A l’occasion de la Journée internationale de l’ours polaire, PolarJournal fait le point sur le roi de l’Arctique au Groenland. Pour en savoir plus sur l’état de la recherche scientifique, la prise en compte des savoirs autochtones et les découvertes scientifiques, nous avons interviewé Fernando Ugarte de l’Institut des ressources naturelles du Groenland.
Où en sont les recherches sur les ours polaires ? Comment ont-elles évolué au cours des 20 dernières années ?
Certaines démarches basiques sont pratiquement les mêmes depuis les années 1990. Capturer des ours, les marquer, les recapturer pour voir si ce sont toujours les mêmes individus, ou utiliser des colliers satellite et GPS. Le fait que cela n’ait pas beaucoup changé est une bonne chose car nous pouvons comparer nos données avec celles collectées il y a trente ans.
Certaines choses sont désormais plus pratiques et plus intelligentes. Les émetteurs satellite que nous installons sur les ours sont devenus plus petits, ils durent plus longtemps et sont plus précis. Nous pouvons obtenir toutes les données – leur température ou leurs activités comme chasser, se reposer, manger, dormir ou mourir – à partir de leurs colliers. Comme ces derniers stockent toutes ces données, nous savons s’ils ont été sur terre ou dans l’eau pour chasser le phoque.
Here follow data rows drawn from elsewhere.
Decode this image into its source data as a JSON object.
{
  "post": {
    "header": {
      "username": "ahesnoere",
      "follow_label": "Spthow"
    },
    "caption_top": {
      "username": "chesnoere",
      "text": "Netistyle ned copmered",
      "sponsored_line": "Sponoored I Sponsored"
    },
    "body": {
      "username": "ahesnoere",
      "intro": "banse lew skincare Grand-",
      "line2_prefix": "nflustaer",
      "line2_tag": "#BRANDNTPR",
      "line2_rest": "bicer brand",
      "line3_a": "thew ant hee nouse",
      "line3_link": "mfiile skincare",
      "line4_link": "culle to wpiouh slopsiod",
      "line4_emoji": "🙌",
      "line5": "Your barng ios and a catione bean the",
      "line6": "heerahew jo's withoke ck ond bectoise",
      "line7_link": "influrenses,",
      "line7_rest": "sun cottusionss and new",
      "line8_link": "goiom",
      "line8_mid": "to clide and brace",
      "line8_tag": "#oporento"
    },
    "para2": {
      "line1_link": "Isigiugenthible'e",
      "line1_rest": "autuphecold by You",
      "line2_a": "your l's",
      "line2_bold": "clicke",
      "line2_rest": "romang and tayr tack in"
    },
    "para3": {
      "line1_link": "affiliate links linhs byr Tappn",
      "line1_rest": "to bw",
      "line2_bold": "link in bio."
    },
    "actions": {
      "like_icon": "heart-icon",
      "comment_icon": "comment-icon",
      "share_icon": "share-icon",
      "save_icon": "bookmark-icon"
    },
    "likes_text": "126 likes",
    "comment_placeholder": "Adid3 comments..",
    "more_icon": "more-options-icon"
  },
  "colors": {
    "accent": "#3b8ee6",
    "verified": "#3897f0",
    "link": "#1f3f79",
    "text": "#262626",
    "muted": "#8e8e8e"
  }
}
Les analyses génétiques se sont également améliorées. Auparavant, pour connaître le nombre d’ours, il fallait les attraper, leur tatouer les lèvres ou leur poser des marques d’oreille. La fois suivante, nous devions vérifier si les ours étaient marqués, s’il s’agissait des mêmes individus. Aujourd’hui, nous n’avons plus besoin de faire cela. Nous pouvons leur envoyer une fléchette, prélever un peu de peau et obtenir des données génétiques.
À l’avenir, nous pourrons probablement collecter la neige provenant des empreintes d’un ours polaire et savoir quelles traces appartiennent à quel ours.
Comment le changement climatique a-t-il influencé la recherche sur l’ours polaire ?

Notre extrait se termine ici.